Fig. 4.

AKT activity is required for efficient MYXV infection of EOC cells and spheroids. (A) Western blotting was performed to determine expression of phosphorylated AKT kinase and phosphorylated p70 S6 kinase at 24 h post-MYXV infection of primary EOC11 cells and SkOV3 cells grown in monolayer culture and treated with the AKT inhibitor Akti-1/2 (5 μM), the mTOR inhibitor rapamycin (20 nM), or DMSO vehicle control. Phosphorylated AKT was completely absent in Akti-1/2 treated cells and this markedly decreased MYXV infection as determined by M-T7 and M130 expression. MYXV infection increased phospho-p70S6 kinase, which is unaltered by Akti-1/2 treatment. Rapamycin treatment did not affect MYXV infection, but was effective at reducing phospho-p70 S6 kinase levels to below detection.

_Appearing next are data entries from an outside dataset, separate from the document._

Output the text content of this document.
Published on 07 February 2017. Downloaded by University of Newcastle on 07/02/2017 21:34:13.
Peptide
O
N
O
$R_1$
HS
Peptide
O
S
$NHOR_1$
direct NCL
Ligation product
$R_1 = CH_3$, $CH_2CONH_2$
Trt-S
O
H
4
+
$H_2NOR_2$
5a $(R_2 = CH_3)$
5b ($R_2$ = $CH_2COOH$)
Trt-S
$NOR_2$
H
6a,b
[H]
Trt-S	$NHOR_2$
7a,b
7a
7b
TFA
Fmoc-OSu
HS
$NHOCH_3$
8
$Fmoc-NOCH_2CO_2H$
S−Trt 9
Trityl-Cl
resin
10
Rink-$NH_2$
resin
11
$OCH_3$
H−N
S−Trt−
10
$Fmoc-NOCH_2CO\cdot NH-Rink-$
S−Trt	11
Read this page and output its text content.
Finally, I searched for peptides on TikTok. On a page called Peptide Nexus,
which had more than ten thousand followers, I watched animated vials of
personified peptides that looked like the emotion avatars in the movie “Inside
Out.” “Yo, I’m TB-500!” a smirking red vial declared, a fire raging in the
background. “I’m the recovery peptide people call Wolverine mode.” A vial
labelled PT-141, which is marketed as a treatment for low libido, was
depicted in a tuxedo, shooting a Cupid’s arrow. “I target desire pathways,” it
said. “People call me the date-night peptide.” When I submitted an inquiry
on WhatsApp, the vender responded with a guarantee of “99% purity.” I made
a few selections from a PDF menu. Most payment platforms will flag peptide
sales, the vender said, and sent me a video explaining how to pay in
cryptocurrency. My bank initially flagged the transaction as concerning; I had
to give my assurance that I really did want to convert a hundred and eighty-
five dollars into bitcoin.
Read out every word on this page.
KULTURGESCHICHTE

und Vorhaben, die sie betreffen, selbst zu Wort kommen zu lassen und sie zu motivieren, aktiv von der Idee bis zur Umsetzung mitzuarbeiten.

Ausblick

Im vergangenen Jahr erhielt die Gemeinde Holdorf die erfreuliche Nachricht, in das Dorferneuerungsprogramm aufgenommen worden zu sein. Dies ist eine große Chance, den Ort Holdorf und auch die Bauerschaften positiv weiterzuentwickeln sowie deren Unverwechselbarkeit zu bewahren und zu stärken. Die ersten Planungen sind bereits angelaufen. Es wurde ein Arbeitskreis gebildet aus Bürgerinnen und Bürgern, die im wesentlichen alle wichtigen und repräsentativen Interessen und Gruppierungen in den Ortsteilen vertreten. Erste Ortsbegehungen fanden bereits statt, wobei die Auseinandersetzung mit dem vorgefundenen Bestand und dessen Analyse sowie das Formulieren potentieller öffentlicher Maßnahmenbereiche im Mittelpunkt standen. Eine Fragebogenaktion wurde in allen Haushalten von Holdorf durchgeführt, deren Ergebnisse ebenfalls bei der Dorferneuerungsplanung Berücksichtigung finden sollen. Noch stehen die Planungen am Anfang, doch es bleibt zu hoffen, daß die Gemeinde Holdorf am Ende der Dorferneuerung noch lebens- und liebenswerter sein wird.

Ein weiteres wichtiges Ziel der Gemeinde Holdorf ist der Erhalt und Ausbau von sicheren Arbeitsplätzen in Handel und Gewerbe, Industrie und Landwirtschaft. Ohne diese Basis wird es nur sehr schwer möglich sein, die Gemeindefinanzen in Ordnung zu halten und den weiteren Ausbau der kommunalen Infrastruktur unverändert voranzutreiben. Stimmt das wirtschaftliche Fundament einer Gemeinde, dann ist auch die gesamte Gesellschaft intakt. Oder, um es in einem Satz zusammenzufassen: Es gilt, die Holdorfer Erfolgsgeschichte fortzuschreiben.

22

Actin served as a loading control. (B) SkOV3 and OVCA429 monolayer cells and spheroids were infected with MYXV (MOI of 0.1 and 10) treated with the AKT inhibitor Akti-1/2 (5 μM), the mTOR inhibitor rapamycin (20 nM), or DMSO vehicle control. Images were captured by fluorescence microscopy at 96 h post-infection for MOI of 0.1 and 24 h post-infection at an MOI of 10. Treatment with Akti-1/2 decreased the efficiency of MYXV infection in both monolayer and spheroids when compared to rapamycin treatment and DMSO controls as determined by intensity and degree of fluorescence.